Chinese Foreign Minister Wang Yi indicated that China has a right to uphold its sovereignty and accused the US of exaggerating the dispute. A prickly China sharply rejected the US’ proposal. “Someone has been exaggerating or even playing up the so-called tensions in the South China Sea. We do not agree with such a practice and we call for vigilance in the motives behind them,” said Wang. “Any proposal to come up with an alternative would only disrupt discussion of the code of conduct.”
Kerry said that the US has a strong interest in maintaining the stability of the region, maintaining respect for international law and freedom of navigation in the South China Sea – which has critical shipping lanes and is also believed to hold sizeable oil and gas reserves.
“The United States and ASEAN have a common responsibility to ensure the maritime safety of critical global sea lanes and ports,” Kerry told foreign ministers on the sidelines of the ASEAN meeting, including those from claimant states such as Brunei, Malaysia, the Philippines and Vietnam.

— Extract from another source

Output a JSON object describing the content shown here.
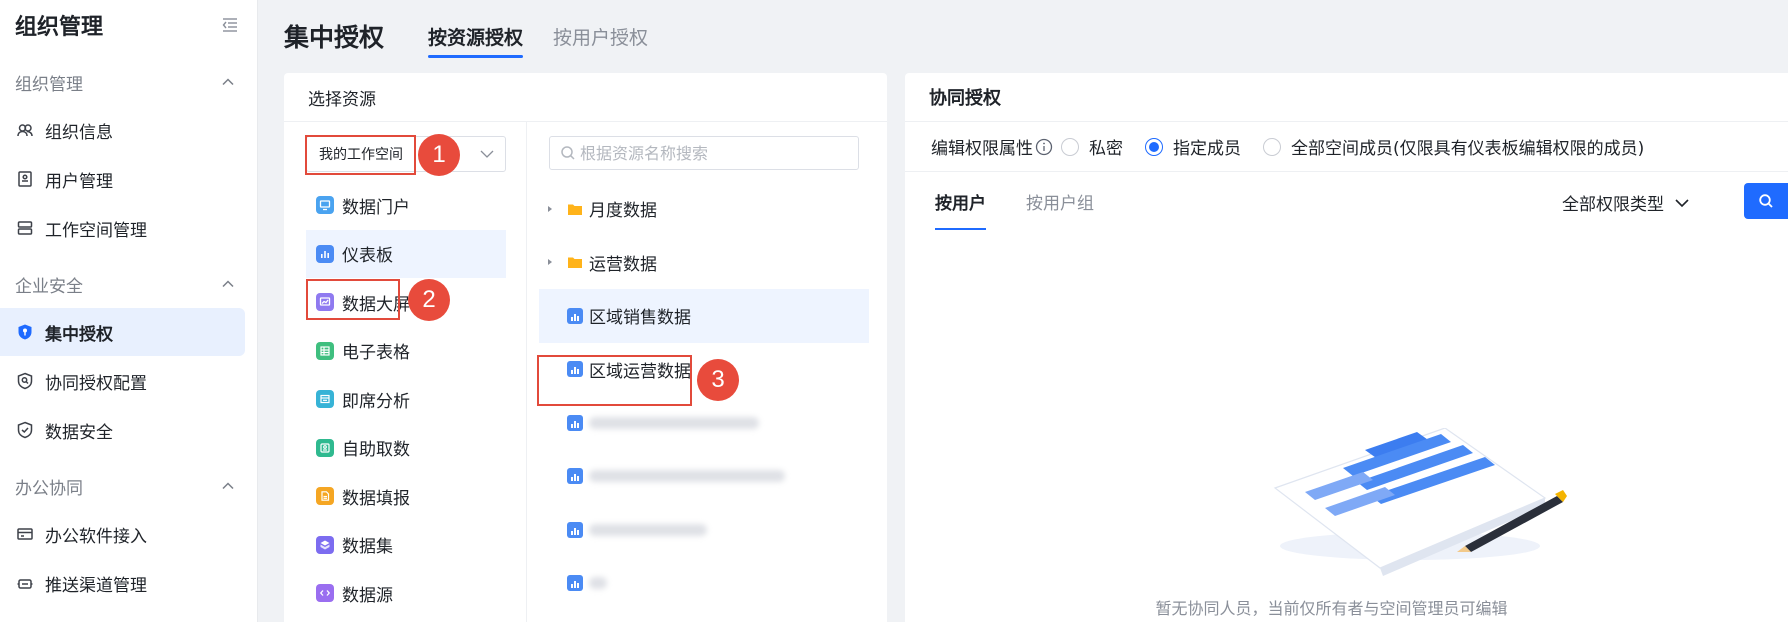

“We need to work together to manage tensions in the South China Sea peacefully, and also to manage them on the basis of international law,” he said.
Recent ASEAN meetings have been dominated by the issue of the South China Sea. With China adopting an assertive stance, and several countries making overlapping claims over the islands, tensions have mounted. The dispute has been exacerbated by China’s deployment of a deep oil-sea rig near the Paracel islands, claimed by both Hanoi and Beijing. China deployed the rig in early May, and though it removed the rig two months hence, the deployment resulted in straining China’s relations with Vietnam. This has raised questions about China’s long-term strategy in relation to its neighbors, with the US also echoing concerns.
While the US has proposed a plan to halt provocative acts in the disputed region, China’s response has been cold since it prefers to discuss issues bilaterally. ASEAN members too said that they would not discuss the plan because of an agreement signed with China on ‘self-restraint’ in 2002.
Philippines also proposed a three-point initiative for the arbitration of disputes but China dismissed the proposal, claiming that the issue was being blown out of proportion.
India’s stand on the matter was clarified by Minister of External Affairs Sushma Swaraj who said that India supports freedom of navigation and access to resources as per the principles of international law, including the 1982 UN Convention on the Law of the Sea. Swaraj added that India expected to see progress on the matter of implementation of “guidelines to the 2002 Declaration on the Conduct of Parties in the South China Sea and the adoption of a Code of Conduct on the basis of consensus”.